While we didn’t have access to the specific cheese typically used to make pão (meia cura/minas cheese), we found this substitute combination works beautifully! The sharp saltiness of the parmesan balances well with the mild, gooeyness (yes its a word) of the mozzarella.
For best results, buy the cheese whole and grate it yourself. Pre-shredded cheese sometimes gives off a chalky flavor.
Another non-traditional note: while pão de queijo is typically formed and placed in rounds on a baking sheet, I found it easier to place the dough inside mini muffin tins.
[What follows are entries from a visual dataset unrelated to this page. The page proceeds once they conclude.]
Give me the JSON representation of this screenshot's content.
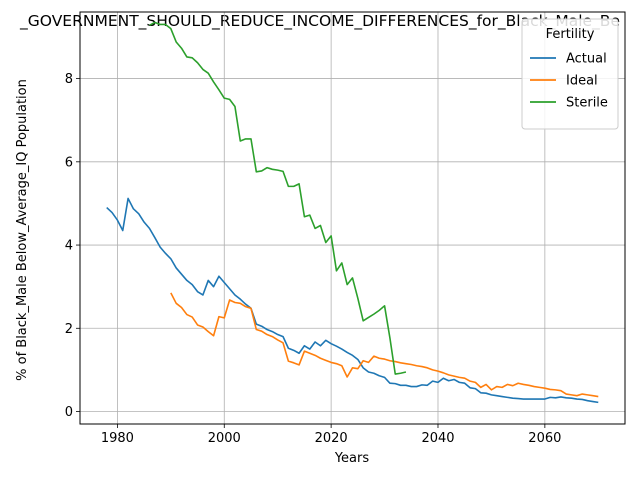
{
  "chart_data": {
    "type": "line",
    "title": "_GOVERNMENT_SHOULD_REDUCE_INCOME_DIFFERENCES_for_Black_Male_Be",
    "xlabel": "Years",
    "ylabel": "% of Black_Male Below_Average_IQ Population",
    "xlim": [
      1973,
      2075
    ],
    "ylim": [
      -0.3,
      9.6
    ],
    "xticks": [
      1980,
      2000,
      2020,
      2040,
      2060
    ],
    "yticks": [
      0,
      2,
      4,
      6,
      8
    ],
    "grid": true,
    "legend": {
      "title": "Fertility",
      "position": "top-right"
    },
    "series": [
      {
        "name": "Actual",
        "color": "#1f77b4",
        "x": [
          1978,
          1979,
          1980,
          1981,
          1982,
          1983,
          1984,
          1985,
          1986,
          1987,
          1988,
          1989,
          1990,
          1991,
          1992,
          1993,
          1994,
          1995,
          1996,
          1997,
          1998,
          1999,
          2000,
          2001,
          2002,
          2003,
          2004,
          2005,
          2006,
          2007,
          2008,
          2009,
          2010,
          2011,
          2012,
          2013,
          2014,
          2015,
          2016,
          2017,
          2018,
          2019,
          2020,
          2021,
          2022,
          2023,
          2024,
          2025,
          2026,
          2027,
          2028,
          2029,
          2030,
          2031,
          2032,
          2033,
          2034,
          2035,
          2036,
          2037,
          2038,
          2039,
          2040,
          2041,
          2042,
          2043,
          2044,
          2045,
          2046,
          2047,
          2048,
          2049,
          2050,
          2051,
          2052,
          2053,
          2054,
          2055,
          2056,
          2057,
          2058,
          2059,
          2060,
          2061,
          2062,
          2063,
          2064,
          2065,
          2066,
          2067,
          2068,
          2069,
          2070
        ],
        "y": [
          4.9,
          4.78,
          4.6,
          4.35,
          5.12,
          4.87,
          4.75,
          4.55,
          4.4,
          4.18,
          3.95,
          3.8,
          3.67,
          3.45,
          3.3,
          3.15,
          3.05,
          2.88,
          2.8,
          3.15,
          3.0,
          3.25,
          3.1,
          2.95,
          2.8,
          2.7,
          2.58,
          2.48,
          2.1,
          2.05,
          1.97,
          1.92,
          1.85,
          1.8,
          1.52,
          1.47,
          1.4,
          1.58,
          1.5,
          1.67,
          1.58,
          1.71,
          1.63,
          1.57,
          1.5,
          1.42,
          1.35,
          1.25,
          1.05,
          0.95,
          0.92,
          0.86,
          0.82,
          0.68,
          0.67,
          0.63,
          0.63,
          0.6,
          0.6,
          0.64,
          0.63,
          0.73,
          0.7,
          0.8,
          0.74,
          0.77,
          0.7,
          0.68,
          0.57,
          0.55,
          0.45,
          0.44,
          0.4,
          0.38,
          0.36,
          0.34,
          0.32,
          0.31,
          0.3,
          0.3,
          0.3,
          0.3,
          0.3,
          0.34,
          0.33,
          0.35,
          0.33,
          0.32,
          0.3,
          0.29,
          0.26,
          0.24,
          0.22
        ]
      },
      {
        "name": "Ideal",
        "color": "#ff7f0e",
        "x": [
          1990,
          1991,
          1992,
          1993,
          1994,
          1995,
          1996,
          1997,
          1998,
          1999,
          2000,
          2001,
          2002,
          2003,
          2004,
          2005,
          2006,
          2007,
          2008,
          2009,
          2010,
          2011,
          2012,
          2013,
          2014,
          2015,
          2016,
          2017,
          2018,
          2019,
          2020,
          2021,
          2022,
          2023,
          2024,
          2025,
          2026,
          2027,
          2028,
          2029,
          2030,
          2031,
          2032,
          2033,
          2034,
          2035,
          2036,
          2037,
          2038,
          2039,
          2040,
          2041,
          2042,
          2043,
          2044,
          2045,
          2046,
          2047,
          2048,
          2049,
          2050,
          2051,
          2052,
          2053,
          2054,
          2055,
          2056,
          2057,
          2058,
          2059,
          2060,
          2061,
          2062,
          2063,
          2064,
          2065,
          2066,
          2067,
          2068,
          2069,
          2070
        ],
        "y": [
          2.85,
          2.6,
          2.5,
          2.33,
          2.27,
          2.08,
          2.03,
          1.92,
          1.82,
          2.28,
          2.25,
          2.68,
          2.62,
          2.6,
          2.52,
          2.48,
          1.97,
          1.93,
          1.85,
          1.8,
          1.72,
          1.65,
          1.21,
          1.17,
          1.12,
          1.45,
          1.4,
          1.35,
          1.28,
          1.23,
          1.18,
          1.15,
          1.1,
          0.83,
          1.05,
          1.03,
          1.22,
          1.18,
          1.33,
          1.28,
          1.26,
          1.22,
          1.2,
          1.17,
          1.15,
          1.13,
          1.1,
          1.08,
          1.05,
          1.0,
          0.97,
          0.93,
          0.88,
          0.85,
          0.82,
          0.8,
          0.73,
          0.7,
          0.58,
          0.65,
          0.52,
          0.6,
          0.58,
          0.65,
          0.62,
          0.68,
          0.65,
          0.63,
          0.6,
          0.58,
          0.56,
          0.53,
          0.52,
          0.5,
          0.42,
          0.4,
          0.38,
          0.42,
          0.4,
          0.38,
          0.36
        ]
      },
      {
        "name": "Sterile",
        "color": "#2ca02c",
        "x": [
          1986,
          1987,
          1988,
          1989,
          1990,
          1991,
          1992,
          1993,
          1994,
          1995,
          1996,
          1997,
          1998,
          1999,
          2000,
          2001,
          2002,
          2003,
          2004,
          2005,
          2006,
          2007,
          2008,
          2009,
          2010,
          2011,
          2012,
          2013,
          2014,
          2015,
          2016,
          2017,
          2018,
          2019,
          2020,
          2021,
          2022,
          2023,
          2024,
          2025,
          2026,
          2027,
          2028,
          2029,
          2030,
          2031,
          2032,
          2033,
          2034
        ],
        "y": [
          9.28,
          9.35,
          9.3,
          9.3,
          9.2,
          8.88,
          8.73,
          8.52,
          8.5,
          8.38,
          8.22,
          8.13,
          7.92,
          7.73,
          7.53,
          7.5,
          7.33,
          6.5,
          6.55,
          6.55,
          5.76,
          5.78,
          5.86,
          5.82,
          5.8,
          5.77,
          5.41,
          5.41,
          5.47,
          4.68,
          4.72,
          4.4,
          4.47,
          4.06,
          4.22,
          3.38,
          3.57,
          3.05,
          3.21,
          2.72,
          2.18,
          2.26,
          2.34,
          2.43,
          2.54,
          1.77,
          0.9,
          0.92,
          0.95
        ]
      }
    ]
  }
}
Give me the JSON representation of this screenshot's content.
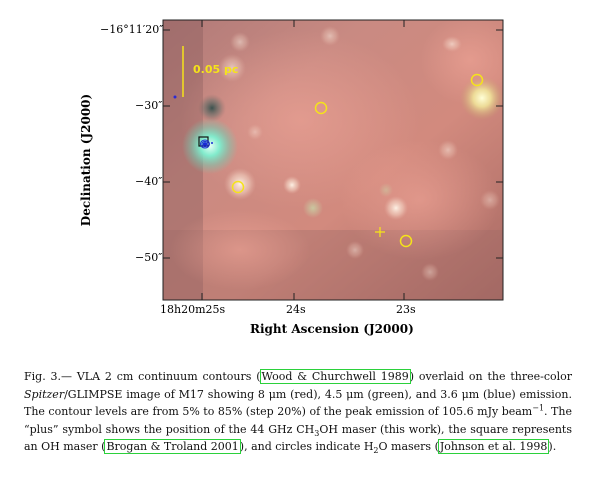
{
  "figure": {
    "y_axis_title": "Declination (J2000)",
    "x_axis_title": "Right Ascension (J2000)",
    "scale_bar_label": "0.05 pc",
    "y_ticks": [
      "−16°11′20″",
      "−30″",
      "−40″",
      "−50″"
    ],
    "x_ticks": [
      "18h20m25s",
      "24s",
      "23s"
    ],
    "colors": {
      "overlay_yellow": "#f5e31a",
      "maser_square": "#111111",
      "contour_blue": "#1a2bd6",
      "citation_box": "#2bd13b"
    },
    "markers": {
      "circles": 4,
      "plus": 1,
      "square": 1
    }
  },
  "caption": {
    "fig_label": "Fig. 3.—",
    "part1": " VLA 2 cm continuum contours (",
    "cite1": "Wood & Churchwell 1989",
    "part2": ") overlaid on the three-color ",
    "italic1": "Spitzer",
    "part3": "/GLIMPSE image of M17 showing 8 μm (red), 4.5 μm (green), and 3.6 μm (blue) emission. The contour levels are from 5% to 85% (step 20%) of the peak emission of 105.6 mJy beam",
    "sup1": "−1",
    "part4": ". The “plus” symbol shows the position of the 44 GHz CH",
    "sub1": "3",
    "part5": "OH maser (this work), the square represents an OH maser (",
    "cite2": "Brogan & Troland 2001",
    "part6": "), and circles indicate H",
    "sub2": "2",
    "part7": "O masers (",
    "cite3": "Johnson et al. 1998",
    "part8": ")."
  }
}
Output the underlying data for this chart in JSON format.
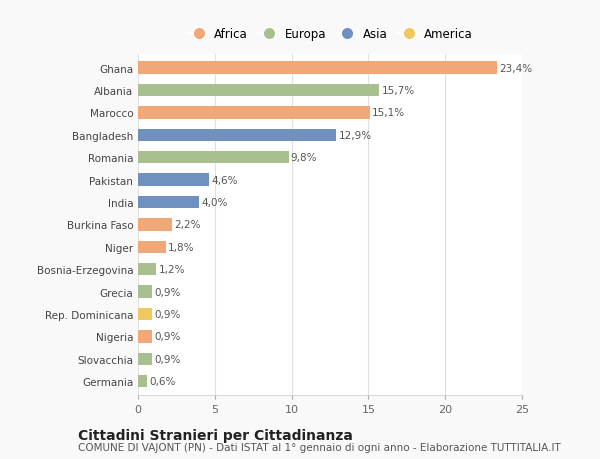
{
  "categories": [
    "Ghana",
    "Albania",
    "Marocco",
    "Bangladesh",
    "Romania",
    "Pakistan",
    "India",
    "Burkina Faso",
    "Niger",
    "Bosnia-Erzegovina",
    "Grecia",
    "Rep. Dominicana",
    "Nigeria",
    "Slovacchia",
    "Germania"
  ],
  "values": [
    23.4,
    15.7,
    15.1,
    12.9,
    9.8,
    4.6,
    4.0,
    2.2,
    1.8,
    1.2,
    0.9,
    0.9,
    0.9,
    0.9,
    0.6
  ],
  "labels": [
    "23,4%",
    "15,7%",
    "15,1%",
    "12,9%",
    "9,8%",
    "4,6%",
    "4,0%",
    "2,2%",
    "1,8%",
    "1,2%",
    "0,9%",
    "0,9%",
    "0,9%",
    "0,9%",
    "0,6%"
  ],
  "continents": [
    "Africa",
    "Europa",
    "Africa",
    "Asia",
    "Europa",
    "Asia",
    "Asia",
    "Africa",
    "Africa",
    "Europa",
    "Europa",
    "America",
    "Africa",
    "Europa",
    "Europa"
  ],
  "colors": {
    "Africa": "#F0A878",
    "Europa": "#A8C090",
    "Asia": "#7090C0",
    "America": "#F0C860"
  },
  "legend_order": [
    "Africa",
    "Europa",
    "Asia",
    "America"
  ],
  "title": "Cittadini Stranieri per Cittadinanza",
  "subtitle": "COMUNE DI VAJONT (PN) - Dati ISTAT al 1° gennaio di ogni anno - Elaborazione TUTTITALIA.IT",
  "xlim": [
    0,
    25
  ],
  "xticks": [
    0,
    5,
    10,
    15,
    20,
    25
  ],
  "background_color": "#f9f9f9",
  "plot_bg_color": "#ffffff",
  "grid_color": "#e0e0e0",
  "title_fontsize": 10,
  "subtitle_fontsize": 7.5,
  "bar_label_fontsize": 7.5,
  "ytick_fontsize": 7.5,
  "xtick_fontsize": 8,
  "legend_fontsize": 8.5,
  "bar_height": 0.55
}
The tins helped the pão hold their shape, and made the shaping process much faster than if we were to shape them by hand. Not traditional, no, but effective? Yes.
Pão de Queijo
A traditional Brazilian bread, pão de queijo is easy to make with this straightforward recipe. Parmesan and Mozzarella replace authentic Brazilian cheese that is difficult to find in the United States. The result is a delicious, chewy, puffed cheese bread!
If you purchased pre-grated cheese, skip to next step. Grate the parmesan and shred the mozzarella. After measuring out the required amount, you can mix the cheeses together in a bowl and set aside.
Preheat oven to 400°F.
Set up your stand mixer so that it's ready to go for the next step. Add the tapioca flour and baking powder to the bowl of the mixer.
In a medium-sized saucepan, combine the wet ingredients (milk, water, oil and salt). Cover and bring to a gentle rolling boil over medium heat. Once boiling, pour over the flour in the mixer.
Turn on the mixer and mix on high until the tapioca flour and wet ingredients are well-incorporated. It will have a stretchy, sticky texture that is to be expected.
Add eggs one at a time. To make things easy, you can crack the two eggs into a small bowl and whisky gently. Pour this in a slow steady stream into the mixer on medium-high speed. Allow the eggs to incorporate in small increments before adding more.
Repeat a similar process with the cheese. Working in small batches, add the cheese into the batter slowly until fully combined.
Spray your mini muffin tin with non-stick spray. Using a small scoop or spoon, scoop the batter into the muffin wells.